Sie schielte zu ihm hinauf, erstaunt, dass ihr Herz dermaßen wild klopfte und sie das unwiderstehliche Bedürfnis hatte, laut zu singen. “Sie haben da was an Ihrer Backe.”

“Wo?” Er hob die Hand. “Igitt. Irgendwas Klebriges.”

Edie stellte sich auf die Zehenspitzen und untersuchte es näher. “Muss von einem der Kinder stammen.”

“Ein kleines Mädchen mit Lutscher hat mich geküsst.”

“Ich habe feuchte Tücher in meiner Tasche. Das kann nie schaden, wenn man mit Kindern arbeitet.” Sie zog eine flache Packung aus ihrer Tunika und riss sie auf. “Halten Sie mal still.”

Sie wischte mit dem Tuch über seine Wange. Ihre Finger zitterten ein wenig, und ihr wurde schwindlig. Schnell zerknitterte sie das Tuch in der Hand. “So. Alles weg.”

Er starrte sie an. Edie schnappte nach Luft. Er hatte so wunderschöne blaue Augen.

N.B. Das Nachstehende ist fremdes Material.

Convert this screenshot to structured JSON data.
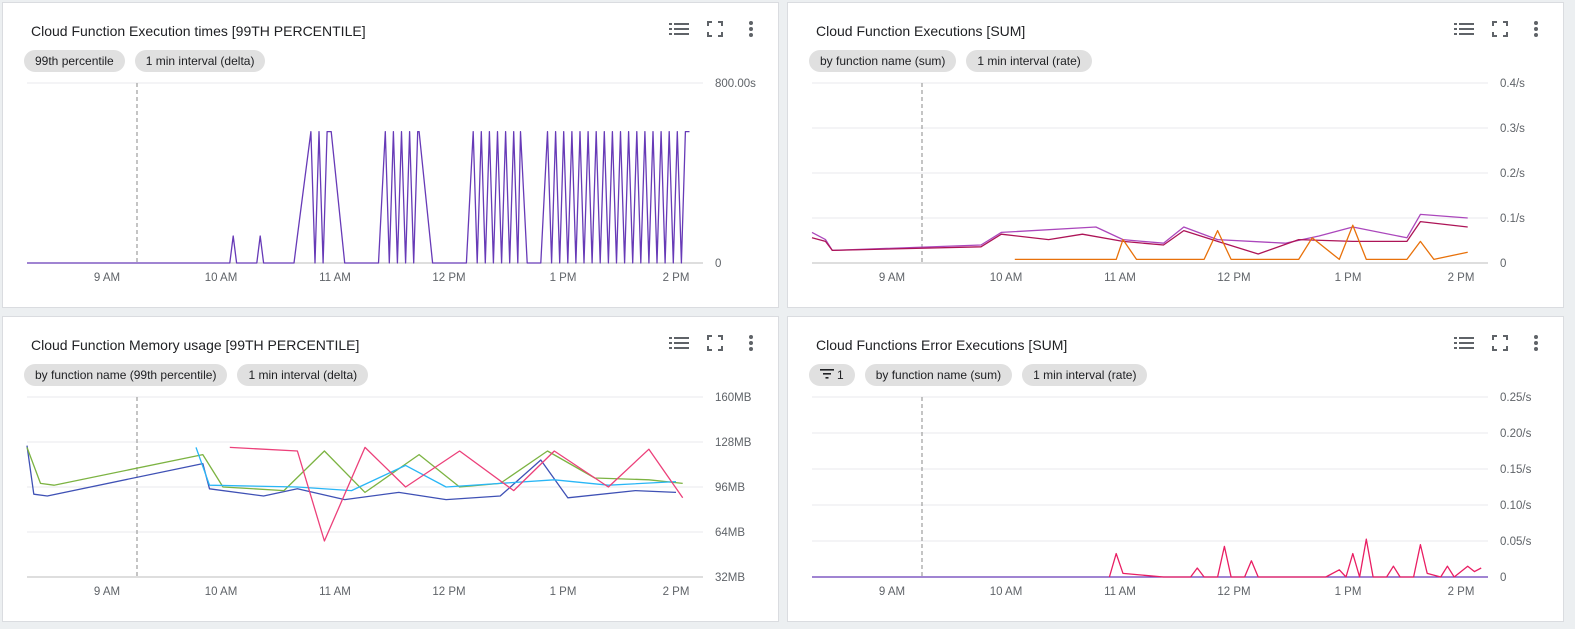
{
  "panels": [
    {
      "title": "Cloud Function Execution times [99TH PERCENTILE]",
      "chips": [
        "99th percentile",
        "1 min interval (delta)"
      ],
      "filter_count": null,
      "chart_data": {
        "type": "line",
        "x_labels": [
          "9 AM",
          "10 AM",
          "11 AM",
          "12 PM",
          "1 PM",
          "2 PM"
        ],
        "y_labels": [
          "800.00s",
          "0"
        ],
        "series": [
          {
            "color": "#673ab7",
            "pattern": "square",
            "base": 0.0,
            "high": 0.73,
            "points": [
              [
                0.0,
                0.0
              ],
              [
                0.3,
                0.0
              ],
              [
                0.305,
                0.15
              ],
              [
                0.31,
                0.0
              ],
              [
                0.34,
                0.0
              ],
              [
                0.345,
                0.15
              ],
              [
                0.35,
                0.0
              ],
              [
                0.395,
                0.0
              ],
              [
                0.4,
                0.15
              ],
              [
                0.42,
                0.73
              ],
              [
                0.45,
                0.73
              ],
              [
                0.47,
                0.0
              ],
              [
                0.52,
                0.0
              ],
              [
                0.53,
                0.73
              ],
              [
                0.58,
                0.73
              ],
              [
                0.6,
                0.0
              ],
              [
                0.65,
                0.0
              ],
              [
                0.66,
                0.73
              ],
              [
                0.73,
                0.73
              ],
              [
                0.74,
                0.0
              ],
              [
                0.76,
                0.0
              ],
              [
                0.77,
                0.73
              ],
              [
                0.98,
                0.73
              ]
            ]
          }
        ]
      }
    },
    {
      "title": "Cloud Function Executions [SUM]",
      "chips": [
        "by function name (sum)",
        "1 min interval (rate)"
      ],
      "filter_count": null,
      "chart_data": {
        "type": "line",
        "x_labels": [
          "9 AM",
          "10 AM",
          "11 AM",
          "12 PM",
          "1 PM",
          "2 PM"
        ],
        "y_labels": [
          "0.4/s",
          "0.3/s",
          "0.2/s",
          "0.1/s",
          "0"
        ],
        "series": [
          {
            "color": "#ab47bc",
            "points": [
              [
                0.0,
                0.17
              ],
              [
                0.02,
                0.13
              ],
              [
                0.03,
                0.07
              ],
              [
                0.25,
                0.1
              ],
              [
                0.28,
                0.17
              ],
              [
                0.42,
                0.2
              ],
              [
                0.46,
                0.13
              ],
              [
                0.52,
                0.11
              ],
              [
                0.55,
                0.2
              ],
              [
                0.6,
                0.13
              ],
              [
                0.7,
                0.11
              ],
              [
                0.75,
                0.15
              ],
              [
                0.8,
                0.2
              ],
              [
                0.88,
                0.14
              ],
              [
                0.9,
                0.27
              ],
              [
                0.97,
                0.25
              ]
            ]
          },
          {
            "color": "#ad1457",
            "points": [
              [
                0.0,
                0.14
              ],
              [
                0.02,
                0.12
              ],
              [
                0.03,
                0.07
              ],
              [
                0.25,
                0.09
              ],
              [
                0.28,
                0.16
              ],
              [
                0.35,
                0.13
              ],
              [
                0.4,
                0.16
              ],
              [
                0.46,
                0.12
              ],
              [
                0.52,
                0.1
              ],
              [
                0.55,
                0.18
              ],
              [
                0.6,
                0.12
              ],
              [
                0.66,
                0.05
              ],
              [
                0.72,
                0.13
              ],
              [
                0.8,
                0.12
              ],
              [
                0.88,
                0.12
              ],
              [
                0.9,
                0.23
              ],
              [
                0.97,
                0.2
              ]
            ]
          },
          {
            "color": "#e8710a",
            "points": [
              [
                0.3,
                0.02
              ],
              [
                0.45,
                0.02
              ],
              [
                0.46,
                0.13
              ],
              [
                0.48,
                0.02
              ],
              [
                0.58,
                0.02
              ],
              [
                0.6,
                0.18
              ],
              [
                0.62,
                0.02
              ],
              [
                0.72,
                0.02
              ],
              [
                0.74,
                0.14
              ],
              [
                0.78,
                0.02
              ],
              [
                0.8,
                0.21
              ],
              [
                0.82,
                0.02
              ],
              [
                0.88,
                0.02
              ],
              [
                0.9,
                0.12
              ],
              [
                0.92,
                0.02
              ],
              [
                0.97,
                0.06
              ]
            ]
          }
        ]
      }
    },
    {
      "title": "Cloud Function Memory usage [99TH PERCENTILE]",
      "chips": [
        "by function name (99th percentile)",
        "1 min interval (delta)"
      ],
      "filter_count": null,
      "chart_data": {
        "type": "line",
        "x_labels": [
          "9 AM",
          "10 AM",
          "11 AM",
          "12 PM",
          "1 PM",
          "2 PM"
        ],
        "y_labels": [
          "160MB",
          "128MB",
          "96MB",
          "64MB",
          "32MB"
        ],
        "series": [
          {
            "color": "#3f51b5",
            "points": [
              [
                0.0,
                0.73
              ],
              [
                0.01,
                0.46
              ],
              [
                0.03,
                0.45
              ],
              [
                0.26,
                0.63
              ],
              [
                0.27,
                0.49
              ],
              [
                0.35,
                0.45
              ],
              [
                0.4,
                0.49
              ],
              [
                0.47,
                0.43
              ],
              [
                0.55,
                0.47
              ],
              [
                0.62,
                0.43
              ],
              [
                0.7,
                0.45
              ],
              [
                0.76,
                0.65
              ],
              [
                0.8,
                0.44
              ],
              [
                0.9,
                0.48
              ],
              [
                0.96,
                0.47
              ]
            ]
          },
          {
            "color": "#7cb342",
            "points": [
              [
                0.0,
                0.72
              ],
              [
                0.02,
                0.52
              ],
              [
                0.04,
                0.51
              ],
              [
                0.26,
                0.68
              ],
              [
                0.29,
                0.5
              ],
              [
                0.38,
                0.48
              ],
              [
                0.44,
                0.7
              ],
              [
                0.5,
                0.47
              ],
              [
                0.58,
                0.68
              ],
              [
                0.64,
                0.5
              ],
              [
                0.7,
                0.52
              ],
              [
                0.77,
                0.7
              ],
              [
                0.84,
                0.55
              ],
              [
                0.92,
                0.54
              ],
              [
                0.97,
                0.52
              ]
            ]
          },
          {
            "color": "#29b6f6",
            "points": [
              [
                0.25,
                0.72
              ],
              [
                0.27,
                0.51
              ],
              [
                0.4,
                0.5
              ],
              [
                0.48,
                0.48
              ],
              [
                0.56,
                0.62
              ],
              [
                0.62,
                0.5
              ],
              [
                0.7,
                0.52
              ],
              [
                0.78,
                0.54
              ],
              [
                0.86,
                0.51
              ],
              [
                0.96,
                0.53
              ]
            ]
          },
          {
            "color": "#ec407a",
            "points": [
              [
                0.3,
                0.72
              ],
              [
                0.4,
                0.7
              ],
              [
                0.44,
                0.2
              ],
              [
                0.5,
                0.72
              ],
              [
                0.56,
                0.5
              ],
              [
                0.64,
                0.7
              ],
              [
                0.72,
                0.48
              ],
              [
                0.78,
                0.7
              ],
              [
                0.86,
                0.5
              ],
              [
                0.92,
                0.71
              ],
              [
                0.97,
                0.44
              ]
            ]
          }
        ]
      }
    },
    {
      "title": "Cloud Functions Error Executions [SUM]",
      "chips": [
        "by function name (sum)",
        "1 min interval (rate)"
      ],
      "filter_count": "1",
      "chart_data": {
        "type": "line",
        "x_labels": [
          "9 AM",
          "10 AM",
          "11 AM",
          "12 PM",
          "1 PM",
          "2 PM"
        ],
        "y_labels": [
          "0.25/s",
          "0.20/s",
          "0.15/s",
          "0.10/s",
          "0.05/s",
          "0"
        ],
        "series": [
          {
            "color": "#673ab7",
            "points": [
              [
                0.0,
                0.0
              ],
              [
                1.0,
                0.0
              ]
            ]
          },
          {
            "color": "#e91e63",
            "points": [
              [
                0.44,
                0.0
              ],
              [
                0.45,
                0.13
              ],
              [
                0.46,
                0.02
              ],
              [
                0.52,
                0.0
              ],
              [
                0.56,
                0.0
              ],
              [
                0.57,
                0.05
              ],
              [
                0.58,
                0.0
              ],
              [
                0.6,
                0.0
              ],
              [
                0.61,
                0.17
              ],
              [
                0.62,
                0.0
              ],
              [
                0.64,
                0.0
              ],
              [
                0.65,
                0.09
              ],
              [
                0.66,
                0.0
              ],
              [
                0.76,
                0.0
              ],
              [
                0.78,
                0.04
              ],
              [
                0.79,
                0.0
              ],
              [
                0.8,
                0.13
              ],
              [
                0.81,
                0.0
              ],
              [
                0.82,
                0.21
              ],
              [
                0.83,
                0.0
              ],
              [
                0.85,
                0.0
              ],
              [
                0.86,
                0.06
              ],
              [
                0.87,
                0.0
              ],
              [
                0.89,
                0.0
              ],
              [
                0.9,
                0.18
              ],
              [
                0.91,
                0.02
              ],
              [
                0.93,
                0.0
              ],
              [
                0.94,
                0.06
              ],
              [
                0.95,
                0.0
              ],
              [
                0.97,
                0.06
              ],
              [
                0.98,
                0.03
              ],
              [
                0.99,
                0.05
              ]
            ]
          }
        ]
      }
    }
  ]
}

Es war selten, dass ein dunkelhaariger Mann so fesselnde blaue Augen hatte.

“Sie haben wunderschöne Haut”, murmelte er.

“Da… danke.”

“Makellos.”

“Sie sollten das Zeugs sehen, das ich mir nachts ins Gesicht schmiere.” Sie lachte nervös.

“Das ist mal ein vielversprechender Gedanke.”

Die Vorstellung, dass Sam sie in ihrem Pyjama sehen könnte, jagte ihr eine solche Hitzewelle durch den Körper, dass sie das Gefühl hatte, in der Sauna zu sitzen.

Mannomann, es war aber auch wirklich heiß hier.

Sam blickte in diese verführerischen smaragdgrünen Augen und wusste, dass er so schnell wie möglich aus Edies Nähe verschwinden musste.

Ganz schnell.

Denn sonst würde er seine eigenen Regeln brechen und sich mit einer Frau einlassen, mit der er zusammenarbeitete.

Und das war nicht gut. Das war überhaupt nicht gut.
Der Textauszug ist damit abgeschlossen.